И герой Капиева говорил своему молодому другу, жаждущему разгадки его тайны:
«Ты ходишь за мной как тень… Что ты ищешь, Габиб? Поэт не птица, хотя в груди он имеет птичье сердце. Да, да! Известно ведь, что птицы летают не столько силой своих крыльев, сколько силой сердца!»
Внимание к поэтическому, писательскому делу, не к технике его, а к самой сути стало особенно заметно в самых разных произведениях второй половины тридцатых годов.

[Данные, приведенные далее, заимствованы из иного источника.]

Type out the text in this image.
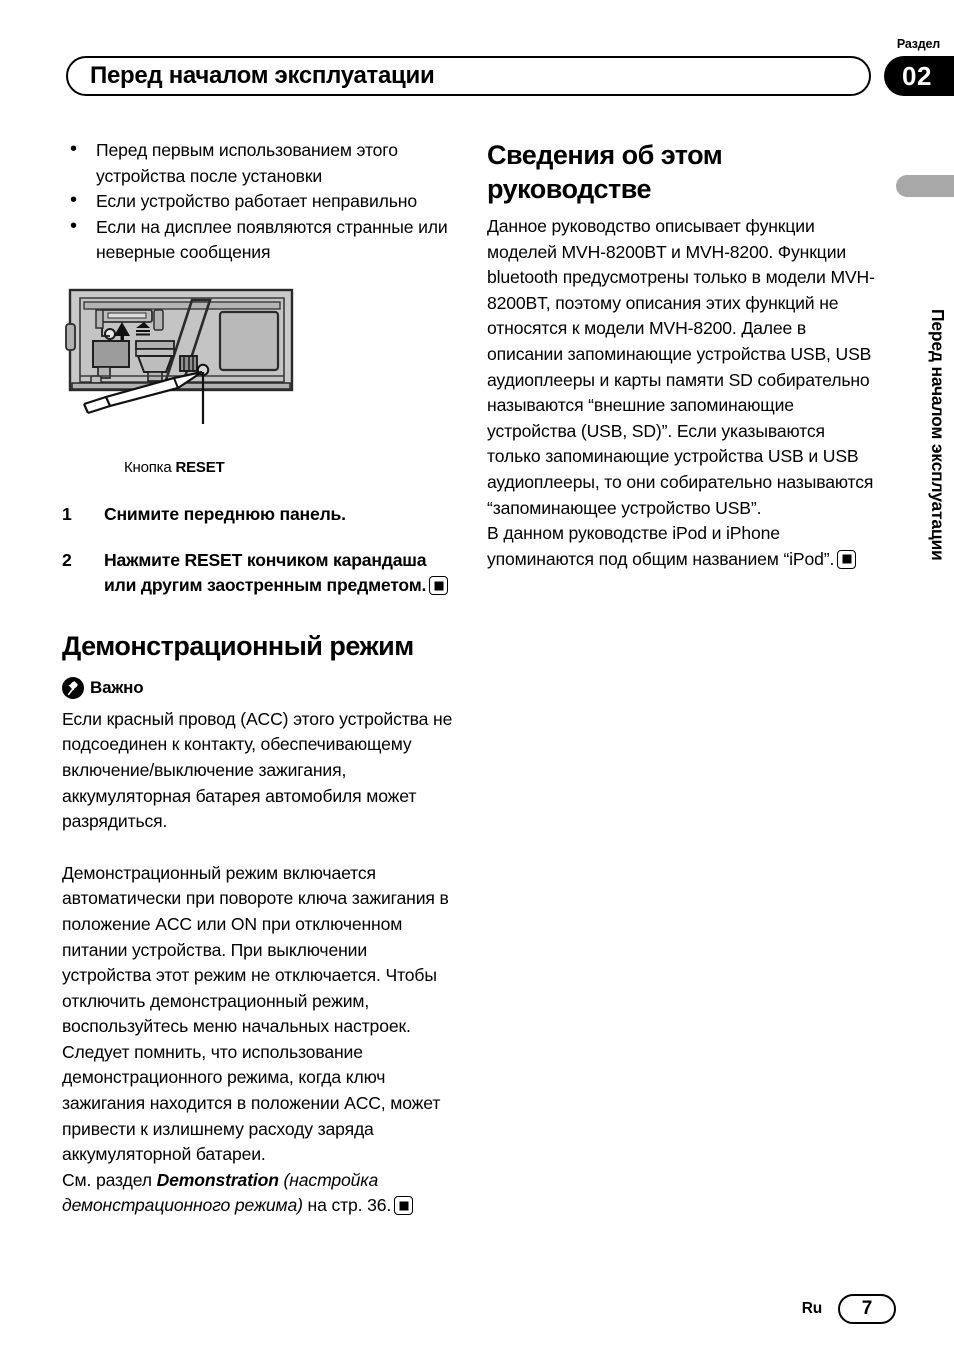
Раздел
02
Перед началом эксплуатации
Перед началом эксплуатации
• Перед первым использованием этого устройства после установки
• Если устройство работает неправильно
• Если на дисплее появляются странные или неверные сообщения

Кнопка RESET

1 Снимите переднюю панель.

2 Нажмите RESET кончиком карандаша или другим заостренным предметом.

Демонстрационный режим
Важно

Если красный провод (ACC) этого устройства не подсоединен к контакту, обеспечивающему включение/выключение зажигания, аккумуляторная батарея автомобиля может разрядиться.

Демонстрационный режим включается автоматически при повороте ключа зажигания в положение ACC или ON при отключенном питании устройства. При выключении устройства этот режим не отключается. Чтобы отключить демонстрационный режим, воспользуйтесь меню начальных настроек. Следует помнить, что использование демонстрационного режима, когда ключ зажигания находится в положении ACC, может привести к излишнему расходу заряда аккумуляторной батареи.

См. раздел Demonstration (настройка демонстрационного режима) на стр. 36.

Сведения об этом руководстве

Данное руководство описывает функции моделей MVH-8200BT и MVH-8200. Функции bluetooth предусмотрены только в модели MVH-8200BT, поэтому описания этих функций не относятся к модели MVH-8200. Далее в описании запоминающие устройства USB, USB аудиоплееры и карты памяти SD собирательно называются “внешние запоминающие устройства (USB, SD)”. Если указываются только запоминающие устройства USB и USB аудиоплееры, то они собирательно называются “запоминающее устройство USB”.

В данном руководстве iPod и iPhone упоминаются под общим названием “iPod”.

Ru	7
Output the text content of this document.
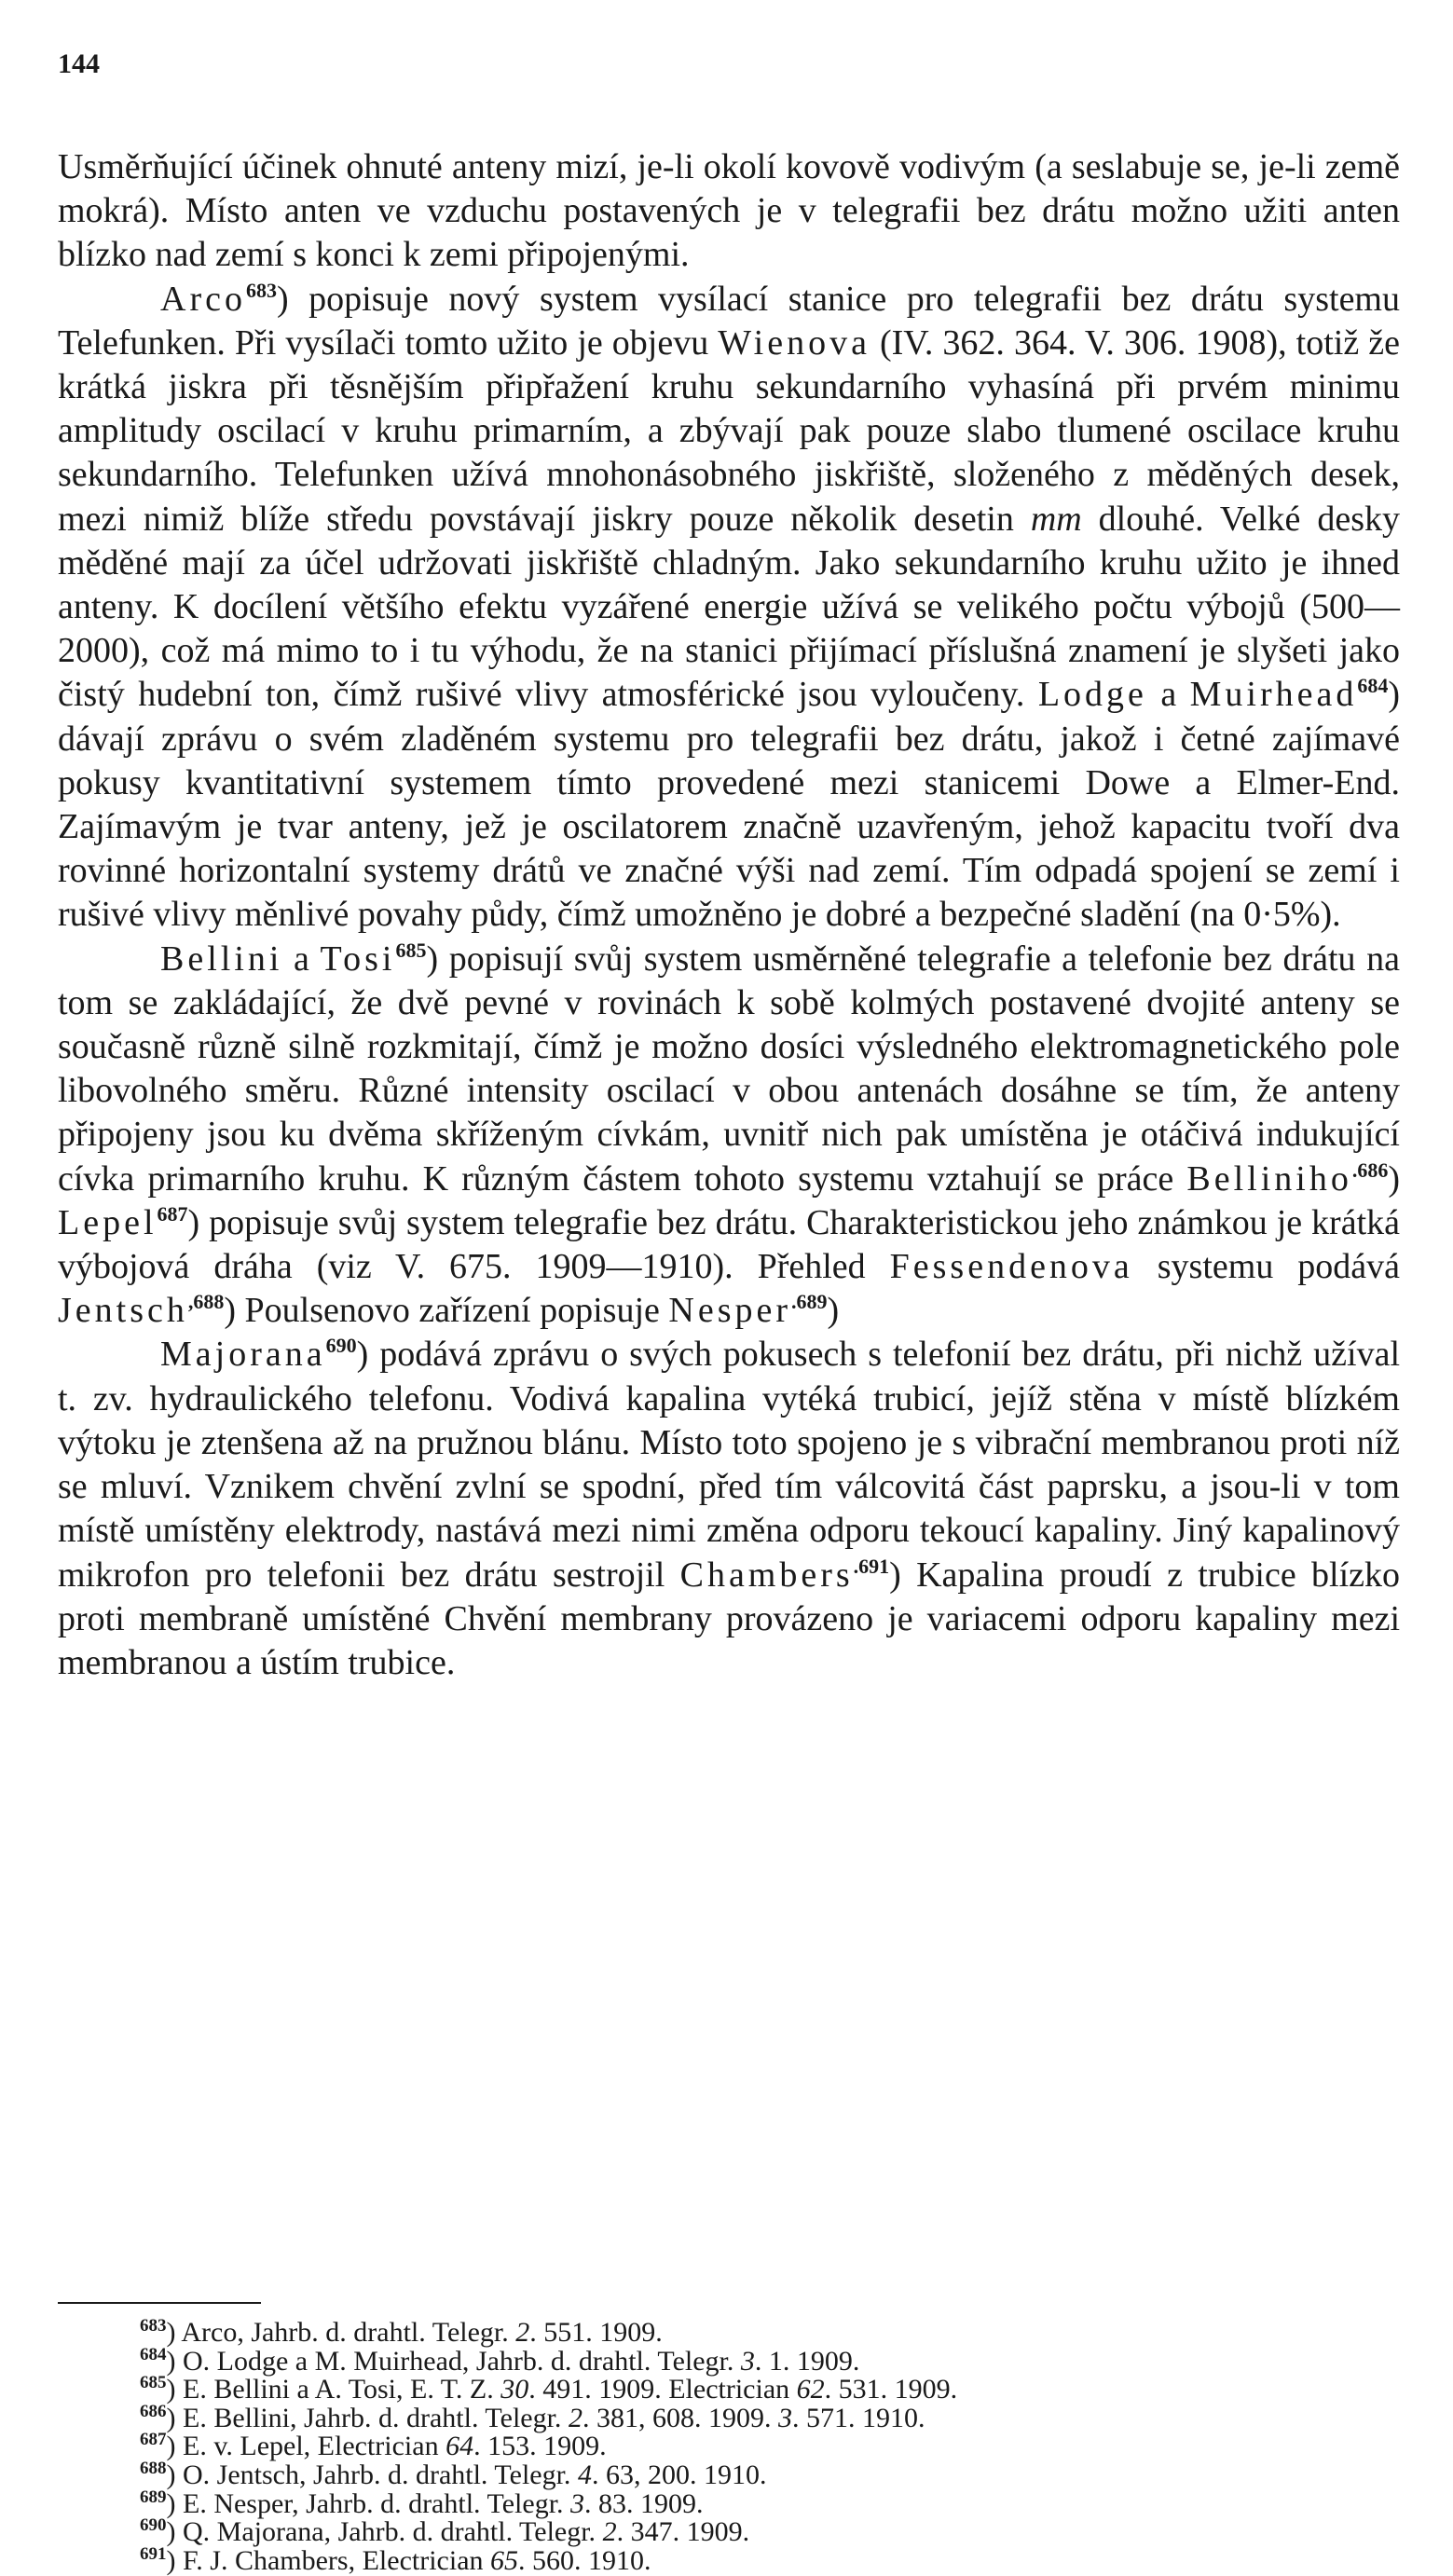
144

Usměrňující účinek ohnuté anteny mizí, je-li okolí kovově vodivým (a seslabuje se, je-li země mokrá). Místo anten ve vzduchu postavených je v telegrafii bez drátu možno užiti anten blízko nad zemí s konci k zemi připojenými.

Arco$^{683}$) popisuje nový system vysílací stanice pro telegrafii bez drátu systemu Telefunken. Při vysílači tomto užito je objevu Wienova (IV. 362. 364. V. 306. 1908), totiž že krátká jiskra při těsnějším připřažení kruhu sekundarního vyhasíná při prvém minimu amplitudy oscilací v kruhu primarním, a zbývají pak pouze slabo tlumené oscilace kruhu sekundarního. Telefunken užívá mnohonásobného jiskřiště, složeného z měděných desek, mezi nimiž blíže středu povstávají jiskry pouze několik desetin mm dlouhé. Velké desky měděné mají za účel udržovati jiskřiště chladným. Jako sekundarního kruhu užito je ihned anteny. K docílení většího efektu vyzářené energie užívá se velikého počtu výbojů (500—2000), což má mimo to i tu výhodu, že na stanici přijímací příslušná znamení je slyšeti jako čistý hudební ton, čímž rušivé vlivy atmosférické jsou vyloučeny. Lodge a Muirhead$^{684}$) dávají zprávu o svém zladěném systemu pro telegrafii bez drátu, jakož i četné zajímavé pokusy kvantitativní systemem tímto provedené mezi stanicemi Dowe a Elmer-End. Zajímavým je tvar anteny, jež je oscilatorem značně uzavřeným, jehož kapacitu tvoří dva rovinné horizontalní systemy drátů ve značné výši nad zemí. Tím odpadá spojení se zemí i rušivé vlivy měnlivé povahy půdy, čímž umožněno je dobré a bezpečné sladění (na 0·5%).

Bellini a Tosi$^{685}$) popisují svůj system usměrněné telegrafie a telefonie bez drátu na tom se zakládající, že dvě pevné v rovinách k sobě kolmých postavené dvojité anteny se současně různě silně rozkmitají, čímž je možno dosíci výsledného elektromagnetického pole libovolného směru. Různé intensity oscilací v obou antenách dosáhne se tím, že anteny připojeny jsou ku dvěma skříženým cívkám, uvnitř nich pak umístěna je otáčivá indukující cívka primarního kruhu. K různým částem tohoto systemu vztahují se práce Belliniho$^{.686}$) Lepel$^{687}$) popisuje svůj system telegrafie bez drátu. Charakteristickou jeho známkou je krátká výbojová dráha (viz V. 675. 1909—1910). Přehled Fessendenova systemu podává Jentsch$^{,688}$) Poulsenovo zařízení popisuje Nesper$^{.689}$)

Majorana$^{690}$) podává zprávu o svých pokusech s telefonií bez drátu, při nichž užíval t. zv. hydraulického telefonu. Vodivá kapalina vytéká trubicí, jejíž stěna v místě blízkém výtoku je ztenšena až na pružnou blánu. Místo toto spojeno je s vibrační membranou proti níž se mluví. Vznikem chvění zvlní se spodní, před tím válcovitá část paprsku, a jsou-li v tom místě umístěny elektrody, nastává mezi nimi změna odporu tekoucí kapaliny. Jiný kapalinový mikrofon pro telefonii bez drátu sestrojil Chambers$^{.691}$) Kapalina proudí z trubice blízko proti membraně umístěné Chvění membrany provázeno je variacemi odporu kapaliny mezi membranou a ústím trubice.

$^{683}$) Arco, Jahrb. d. drahtl. Telegr. 2. 551. 1909.
$^{684}$) O. Lodge a M. Muirhead, Jahrb. d. drahtl. Telegr. 3. 1. 1909.
$^{685}$) E. Bellini a A. Tosi, E. T. Z. 30. 491. 1909. Electrician 62. 531. 1909.
$^{686}$) E. Bellini, Jahrb. d. drahtl. Telegr. 2. 381, 608. 1909. 3. 571. 1910.
$^{687}$) E. v. Lepel, Electrician 64. 153. 1909.
$^{688}$) O. Jentsch, Jahrb. d. drahtl. Telegr. 4. 63, 200. 1910.
$^{689}$) E. Nesper, Jahrb. d. drahtl. Telegr. 3. 83. 1909.
$^{690}$) Q. Majorana, Jahrb. d. drahtl. Telegr. 2. 347. 1909.
$^{691}$) F. J. Chambers, Electrician 65. 560. 1910.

Представления читателя о литературном деле, о творческом процессе, о миссии писателя до сих пор ко многом зависели от вульгарно-социологического подхода к литературе классической, которому до середины тридцатых годов подчинялось школьное преподавание литературы, всевозможные учебники для самообразования, брошюры и т. д. Оттуда читатели узнавали, что и Пушкин, и Лермонтов, и Толстой были людьми весьма ограниченными и выражали такие узкие взгляды, отсталость которых была понятна даже ученику первой ступени. Читать их стоило главным образом для того, чтобы лучше понять их ограниченность.
В 1927 году журнал рапповской критики «На литературном посту» провел анкету своих читателей об их отношении к классикам. Один из ответов был такой: «Мне чрезвычайно трудно ответить, что я подразумеваю под понятием классиков. По-моему, классики — это те, которые издавались в приложениях к «Ниве» и которых теперь запрещает переиздавать Госиздат. Знаком я с классиками как будто недурно, но все же считаю, что их развелось очень много и пристыдить меня нетрудно: легко может оказаться, что кого-нибудь, и, может быть. даже не одного, я все-таки не читал». Это пишет не ученик второй ступени и не рабкор. Это пишет писатель Ефим Зозуля, в те годы уже немолодой и довольно известный, выпустивший около десяти книжек.